Request: PUT https://github.com{asset_upload_url}

Where asset_upload_url is taken verbatim from the Step 1 response. GitHub routes the finalize to a different path per file type: /upload/assets/{id} for images and /upload/repository-files/{id} for other files (PDF, zip, …). Use the server-provided path rather than hardcoding one.

Content-Type: multipart/form-data

Required Headers: Same as Step 1 (accept, origin, referer, x-requested-with)

Required Cookies: user_session (same session as Step 1)

Form Fields:

FieldValue
authenticity_tokenThe asset_upload_authenticity_token from Step 1's response

This step is required. Without it, the asset.href URL returns 404. The finalize call tells GitHub the S3 upload completed and the asset should be marked as ready/servable.

Response: 200 OK with JSON:

{
  "id": 123456789,
  "name": "screenshot.png",
  "size": 34735,
  "content_type": "image/png",
  "href": "https://github.com/user-attachments/assets/<uuid>",
  "original_name": null
}

Final Result

The href value is the permanent attachment URL. Its shape depends on the file type:

https://github.com/user-attachments/assets/{uuid}        # images
https://github.com/user-attachments/files/{id}/{name}    # other files (PDF, zip, …)

It can be referenced in any GitHub markdown (PR descriptions, issue bodies, comments). Images embed inline; other files render as a download link:

![alt text](https://github.com/user-attachments/assets/{uuid})
[report.pdf](https://github.com/user-attachments/files/{id}/report.pdf)

Authentication Summary

StepAuth Required
0 (repo page)user_session + __Host-user_session_same_site cookies
1 (upload policy)user_session + __Host-user_session_same_site cookies + uploadToken as authenticity_token
2 (S3 upload)None (presigned URL)
3 (finalize)user_session + __Host-user_session_same_site cookies + asset_upload_authenticity_token from Step 1

__Host-user_session_same_site has the same value as user_session — it exists as a stricter SameSite=Strict duplicate for CSRF protection. Both must be present or GitHub returns 422.

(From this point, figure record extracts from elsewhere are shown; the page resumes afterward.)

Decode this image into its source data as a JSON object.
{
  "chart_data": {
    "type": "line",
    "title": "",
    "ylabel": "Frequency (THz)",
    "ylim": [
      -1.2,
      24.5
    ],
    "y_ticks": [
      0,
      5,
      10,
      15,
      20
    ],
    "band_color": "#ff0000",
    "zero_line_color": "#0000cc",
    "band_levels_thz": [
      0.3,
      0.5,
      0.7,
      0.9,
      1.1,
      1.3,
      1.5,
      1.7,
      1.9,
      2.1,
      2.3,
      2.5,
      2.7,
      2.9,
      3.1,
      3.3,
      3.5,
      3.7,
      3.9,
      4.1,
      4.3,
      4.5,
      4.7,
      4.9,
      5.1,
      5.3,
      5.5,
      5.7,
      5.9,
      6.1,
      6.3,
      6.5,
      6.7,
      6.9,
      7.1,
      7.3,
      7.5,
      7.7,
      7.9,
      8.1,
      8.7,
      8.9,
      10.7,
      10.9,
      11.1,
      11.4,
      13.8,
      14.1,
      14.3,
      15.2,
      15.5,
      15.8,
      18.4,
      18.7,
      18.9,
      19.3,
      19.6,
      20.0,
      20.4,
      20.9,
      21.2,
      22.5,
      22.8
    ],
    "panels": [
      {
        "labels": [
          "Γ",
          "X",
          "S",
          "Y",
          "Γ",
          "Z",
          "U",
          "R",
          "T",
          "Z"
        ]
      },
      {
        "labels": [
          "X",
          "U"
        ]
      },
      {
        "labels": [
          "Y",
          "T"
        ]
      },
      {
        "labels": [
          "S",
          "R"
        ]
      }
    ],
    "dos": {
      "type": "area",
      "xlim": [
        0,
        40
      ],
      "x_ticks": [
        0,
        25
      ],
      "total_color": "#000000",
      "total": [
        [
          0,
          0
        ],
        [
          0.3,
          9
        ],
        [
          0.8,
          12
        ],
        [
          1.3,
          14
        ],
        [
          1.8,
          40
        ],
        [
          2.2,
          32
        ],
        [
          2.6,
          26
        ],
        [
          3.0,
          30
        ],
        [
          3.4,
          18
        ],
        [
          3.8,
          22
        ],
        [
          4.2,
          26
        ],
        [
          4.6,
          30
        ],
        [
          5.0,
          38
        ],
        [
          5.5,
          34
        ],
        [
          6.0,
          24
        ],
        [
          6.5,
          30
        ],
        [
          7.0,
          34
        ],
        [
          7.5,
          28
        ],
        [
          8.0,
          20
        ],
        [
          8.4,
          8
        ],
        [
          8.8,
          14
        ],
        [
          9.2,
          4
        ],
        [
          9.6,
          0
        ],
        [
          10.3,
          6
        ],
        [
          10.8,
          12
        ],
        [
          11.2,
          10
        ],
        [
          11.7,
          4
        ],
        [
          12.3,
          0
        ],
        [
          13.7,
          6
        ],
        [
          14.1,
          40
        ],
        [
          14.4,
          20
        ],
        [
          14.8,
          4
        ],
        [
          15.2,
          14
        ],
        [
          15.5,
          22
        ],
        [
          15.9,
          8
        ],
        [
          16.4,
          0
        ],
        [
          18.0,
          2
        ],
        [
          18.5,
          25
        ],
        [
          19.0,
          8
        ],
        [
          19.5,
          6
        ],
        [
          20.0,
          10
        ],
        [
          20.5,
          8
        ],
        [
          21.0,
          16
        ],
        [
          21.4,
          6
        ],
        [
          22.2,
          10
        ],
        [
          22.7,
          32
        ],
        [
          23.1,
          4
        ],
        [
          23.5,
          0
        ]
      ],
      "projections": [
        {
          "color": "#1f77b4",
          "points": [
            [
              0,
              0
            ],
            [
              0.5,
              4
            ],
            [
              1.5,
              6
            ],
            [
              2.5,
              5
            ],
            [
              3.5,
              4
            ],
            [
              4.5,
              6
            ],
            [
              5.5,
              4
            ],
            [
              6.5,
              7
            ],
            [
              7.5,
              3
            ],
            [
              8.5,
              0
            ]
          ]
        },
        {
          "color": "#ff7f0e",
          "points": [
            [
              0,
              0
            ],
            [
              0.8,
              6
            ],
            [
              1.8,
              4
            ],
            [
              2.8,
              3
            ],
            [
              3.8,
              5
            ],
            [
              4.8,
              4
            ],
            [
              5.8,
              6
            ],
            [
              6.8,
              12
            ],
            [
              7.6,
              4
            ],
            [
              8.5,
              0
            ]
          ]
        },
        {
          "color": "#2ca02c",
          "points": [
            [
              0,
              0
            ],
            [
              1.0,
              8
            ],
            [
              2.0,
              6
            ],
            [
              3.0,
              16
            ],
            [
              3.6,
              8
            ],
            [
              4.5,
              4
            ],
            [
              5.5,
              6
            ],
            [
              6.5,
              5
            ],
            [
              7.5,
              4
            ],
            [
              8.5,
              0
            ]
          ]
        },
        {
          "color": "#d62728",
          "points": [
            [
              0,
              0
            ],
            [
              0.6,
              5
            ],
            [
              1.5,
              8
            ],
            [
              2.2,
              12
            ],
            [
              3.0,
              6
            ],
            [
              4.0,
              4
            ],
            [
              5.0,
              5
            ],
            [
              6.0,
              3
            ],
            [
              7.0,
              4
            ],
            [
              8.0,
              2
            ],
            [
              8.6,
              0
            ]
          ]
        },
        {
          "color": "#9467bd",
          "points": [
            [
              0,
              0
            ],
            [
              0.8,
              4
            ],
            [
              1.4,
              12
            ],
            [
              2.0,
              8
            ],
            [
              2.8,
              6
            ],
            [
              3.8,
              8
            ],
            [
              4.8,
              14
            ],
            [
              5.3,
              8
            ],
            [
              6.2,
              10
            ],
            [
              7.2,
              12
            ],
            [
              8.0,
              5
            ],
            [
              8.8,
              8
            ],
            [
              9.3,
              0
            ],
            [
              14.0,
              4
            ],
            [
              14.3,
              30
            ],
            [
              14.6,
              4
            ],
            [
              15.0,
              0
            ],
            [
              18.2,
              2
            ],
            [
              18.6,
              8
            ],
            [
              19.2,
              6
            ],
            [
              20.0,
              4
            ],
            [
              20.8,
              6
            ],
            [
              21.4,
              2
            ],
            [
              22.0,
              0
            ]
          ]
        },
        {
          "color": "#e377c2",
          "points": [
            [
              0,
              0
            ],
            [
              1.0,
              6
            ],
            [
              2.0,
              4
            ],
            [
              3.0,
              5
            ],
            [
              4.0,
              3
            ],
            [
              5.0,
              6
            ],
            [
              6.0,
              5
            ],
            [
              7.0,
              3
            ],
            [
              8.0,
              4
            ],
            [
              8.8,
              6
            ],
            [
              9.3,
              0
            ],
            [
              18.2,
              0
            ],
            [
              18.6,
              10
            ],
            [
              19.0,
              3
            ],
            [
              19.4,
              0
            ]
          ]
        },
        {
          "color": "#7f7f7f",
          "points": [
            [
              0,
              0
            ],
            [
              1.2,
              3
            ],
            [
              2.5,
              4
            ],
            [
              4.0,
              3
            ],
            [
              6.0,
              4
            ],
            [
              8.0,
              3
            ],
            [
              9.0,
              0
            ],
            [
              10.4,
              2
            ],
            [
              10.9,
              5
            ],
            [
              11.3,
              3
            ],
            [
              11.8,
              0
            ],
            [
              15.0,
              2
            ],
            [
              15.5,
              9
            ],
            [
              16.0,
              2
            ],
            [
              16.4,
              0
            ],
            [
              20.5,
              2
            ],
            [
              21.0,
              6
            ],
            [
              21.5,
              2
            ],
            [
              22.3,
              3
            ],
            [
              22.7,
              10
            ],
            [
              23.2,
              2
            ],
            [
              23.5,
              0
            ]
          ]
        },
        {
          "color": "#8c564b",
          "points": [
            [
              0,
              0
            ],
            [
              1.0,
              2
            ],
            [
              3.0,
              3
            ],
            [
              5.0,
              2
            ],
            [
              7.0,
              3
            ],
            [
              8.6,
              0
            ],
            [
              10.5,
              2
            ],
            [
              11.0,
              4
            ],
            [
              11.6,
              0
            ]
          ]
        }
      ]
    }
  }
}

The _gh_sess cookie rotates with each request but is managed automatically when using an HTTP session (e.g., requests.Session in Python, http.Client with cookiejar in Go).

Token Relationships

GET /repo page
 └─> uploadToken (embedded in page JS)


POST /upload/policies/assets  (authenticity_token = uploadToken)
 └─> asset_upload_authenticity_token (in JSON response)


PUT {asset_upload_url}  (authenticity_token = asset_upload_authenticity_token)

Each step produces the token needed for the next GitHub-authenticated step. The S3 upload (Step 2) uses a self-contained presigned policy and needs no GitHub tokens.

Caveats

  • This is an undocumented internal API. It could change without notice.
  • The uploadToken is only present on repository pages when the authenticated user has write access.
  • The repository_id must correspond to a repo the user has access to.
  • The presigned S3 policy has an expiration window (observed ~30 minutes).
  • File size in the policy request must match the actual file size exactly.